Governor John Bel Edwards is hoping lawmakers will keep a commitment to greater fiscal stability and keep education and wage growth top priorities.

In his visit Monday to the Baton Rouge Press Club, he urged lawmakers not to veer away from his recommendations to invest in early childhood education along with pay hikes for teachers.

Edwards made his comments shortly after the House Republicans in the Appropriations Committee stripped funding for the pay raises and investment in early childhood education.

A portion of that money was restored through a plan to strip funds from the Medicaid program.

“I’m not sure why they would do that,” Edwards said. “I didn’t know education ceased to be a priority.”

He touted a 2023-24 budget that would include the largest-ever new investment in early childhood education in the state’s history.

Edwards said he considers added investment in early childhood a key to education to overall improvement to performance in the state’s K-12 public schools.

“It’s incredibly important,” he said. “I believe and the experts confirm it that f we want to change education and have better outcomes, it has to start in early childhood education, and we have to have more 1-, 2 -and 3-year old children in quality settings for early childhood education and sustain it for a generation -- and when we do, we will make a difference we’ve never been able to make before.”

The funding is urgent because the federal government next year will not give the state COVID stimulus money for early childhood education, Edward said.

The loss of money means the state needs to make its own allocation to ensure early childhood education does not lose ground.

He also urged lawmakers to approve his recommendation for a $3,000 per year teacher pay raise.

“The key ingredient is to have a professional, well-educated highly motivated teacher in the classroom today,” Edwards said. “Quite frankly, we do not enough teachers today, and too many leaving the profession and not enough entering colleges of education to go into the classroom.

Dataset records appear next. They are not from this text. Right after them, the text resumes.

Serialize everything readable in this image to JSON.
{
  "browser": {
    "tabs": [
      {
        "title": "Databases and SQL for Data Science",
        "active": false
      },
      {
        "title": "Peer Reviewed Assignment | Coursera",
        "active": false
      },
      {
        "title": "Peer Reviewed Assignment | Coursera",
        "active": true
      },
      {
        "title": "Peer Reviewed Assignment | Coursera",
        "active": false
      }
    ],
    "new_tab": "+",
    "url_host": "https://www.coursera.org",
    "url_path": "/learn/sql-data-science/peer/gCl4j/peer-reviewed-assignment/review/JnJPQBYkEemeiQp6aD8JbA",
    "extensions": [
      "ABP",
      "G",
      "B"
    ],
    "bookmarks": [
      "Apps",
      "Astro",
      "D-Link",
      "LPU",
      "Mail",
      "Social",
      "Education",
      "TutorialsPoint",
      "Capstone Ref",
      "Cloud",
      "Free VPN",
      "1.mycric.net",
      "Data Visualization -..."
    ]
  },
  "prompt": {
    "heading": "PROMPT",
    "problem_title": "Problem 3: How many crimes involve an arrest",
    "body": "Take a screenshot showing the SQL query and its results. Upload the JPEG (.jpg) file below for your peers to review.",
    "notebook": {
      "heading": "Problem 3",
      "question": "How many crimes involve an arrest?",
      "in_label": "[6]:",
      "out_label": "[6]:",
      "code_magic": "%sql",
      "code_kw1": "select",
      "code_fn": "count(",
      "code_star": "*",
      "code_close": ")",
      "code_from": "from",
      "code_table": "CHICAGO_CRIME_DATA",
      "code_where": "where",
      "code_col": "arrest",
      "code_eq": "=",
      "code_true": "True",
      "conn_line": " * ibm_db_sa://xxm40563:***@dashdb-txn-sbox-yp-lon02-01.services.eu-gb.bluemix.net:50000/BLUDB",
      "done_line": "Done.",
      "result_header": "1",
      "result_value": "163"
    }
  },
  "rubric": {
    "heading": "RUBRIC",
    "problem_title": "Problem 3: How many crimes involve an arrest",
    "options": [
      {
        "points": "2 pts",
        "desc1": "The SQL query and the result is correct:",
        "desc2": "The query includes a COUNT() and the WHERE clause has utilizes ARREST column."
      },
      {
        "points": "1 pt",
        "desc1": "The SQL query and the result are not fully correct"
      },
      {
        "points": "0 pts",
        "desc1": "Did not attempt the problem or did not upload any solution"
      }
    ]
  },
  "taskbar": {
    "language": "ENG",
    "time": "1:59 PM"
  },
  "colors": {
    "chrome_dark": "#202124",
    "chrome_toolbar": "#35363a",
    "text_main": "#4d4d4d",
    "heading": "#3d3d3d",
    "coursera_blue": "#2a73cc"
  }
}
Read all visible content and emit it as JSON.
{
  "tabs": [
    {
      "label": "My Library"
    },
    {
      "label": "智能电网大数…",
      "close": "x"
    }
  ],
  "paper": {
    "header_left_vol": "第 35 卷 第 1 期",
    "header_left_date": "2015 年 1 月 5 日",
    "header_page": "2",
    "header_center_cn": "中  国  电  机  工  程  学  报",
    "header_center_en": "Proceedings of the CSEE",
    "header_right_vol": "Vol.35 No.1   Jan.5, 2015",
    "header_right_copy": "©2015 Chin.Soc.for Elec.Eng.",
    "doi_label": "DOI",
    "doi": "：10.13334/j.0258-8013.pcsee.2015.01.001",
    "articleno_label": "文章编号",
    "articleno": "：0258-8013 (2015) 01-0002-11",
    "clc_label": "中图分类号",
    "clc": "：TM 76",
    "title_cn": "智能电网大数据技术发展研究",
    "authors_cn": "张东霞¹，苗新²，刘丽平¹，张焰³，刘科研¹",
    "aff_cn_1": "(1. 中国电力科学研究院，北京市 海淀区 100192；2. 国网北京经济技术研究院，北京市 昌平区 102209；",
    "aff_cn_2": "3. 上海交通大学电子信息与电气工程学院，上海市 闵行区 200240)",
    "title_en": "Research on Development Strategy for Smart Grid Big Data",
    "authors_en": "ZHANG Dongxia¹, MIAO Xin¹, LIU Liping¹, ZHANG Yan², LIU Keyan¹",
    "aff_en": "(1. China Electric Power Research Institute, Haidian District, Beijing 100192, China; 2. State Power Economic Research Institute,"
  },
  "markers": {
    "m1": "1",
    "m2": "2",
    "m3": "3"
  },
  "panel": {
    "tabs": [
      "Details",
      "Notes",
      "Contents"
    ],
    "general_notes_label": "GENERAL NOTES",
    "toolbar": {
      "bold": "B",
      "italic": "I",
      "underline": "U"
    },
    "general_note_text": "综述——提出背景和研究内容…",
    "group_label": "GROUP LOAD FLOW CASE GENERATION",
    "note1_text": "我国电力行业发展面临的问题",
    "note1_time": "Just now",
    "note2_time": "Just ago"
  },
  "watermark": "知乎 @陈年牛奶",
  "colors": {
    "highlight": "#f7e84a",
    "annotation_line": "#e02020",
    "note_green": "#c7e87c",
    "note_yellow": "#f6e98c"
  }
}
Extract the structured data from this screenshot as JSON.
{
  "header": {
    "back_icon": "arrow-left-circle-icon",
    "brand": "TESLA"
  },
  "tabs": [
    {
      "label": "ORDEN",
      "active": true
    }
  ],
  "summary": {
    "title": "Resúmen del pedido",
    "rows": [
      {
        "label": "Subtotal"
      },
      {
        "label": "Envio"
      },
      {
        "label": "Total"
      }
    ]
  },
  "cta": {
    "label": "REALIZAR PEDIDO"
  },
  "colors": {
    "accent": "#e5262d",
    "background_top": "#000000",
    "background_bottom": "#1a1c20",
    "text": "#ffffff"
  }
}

“Look at what our neighboring states have done over the last years or two, with very large pay raises,” he said. “That’s why I believe we need to have a $3,000 pay raise for our teachers.”

Edwards believes the state Revenue Estimating Conference meeting later this month will find additional recurring money in the state budget, which he hopes lawmakers will use to attract more teachers.

“Quite frankly, I don’t think there’s a way for our state we all aspire to be to become the state we aspire to be if we can’t invest in education,” he said. “The key: You don’t do it a year or two and then just stop. You’ve got to maintain the investments in education if you’re going to produce the results you want.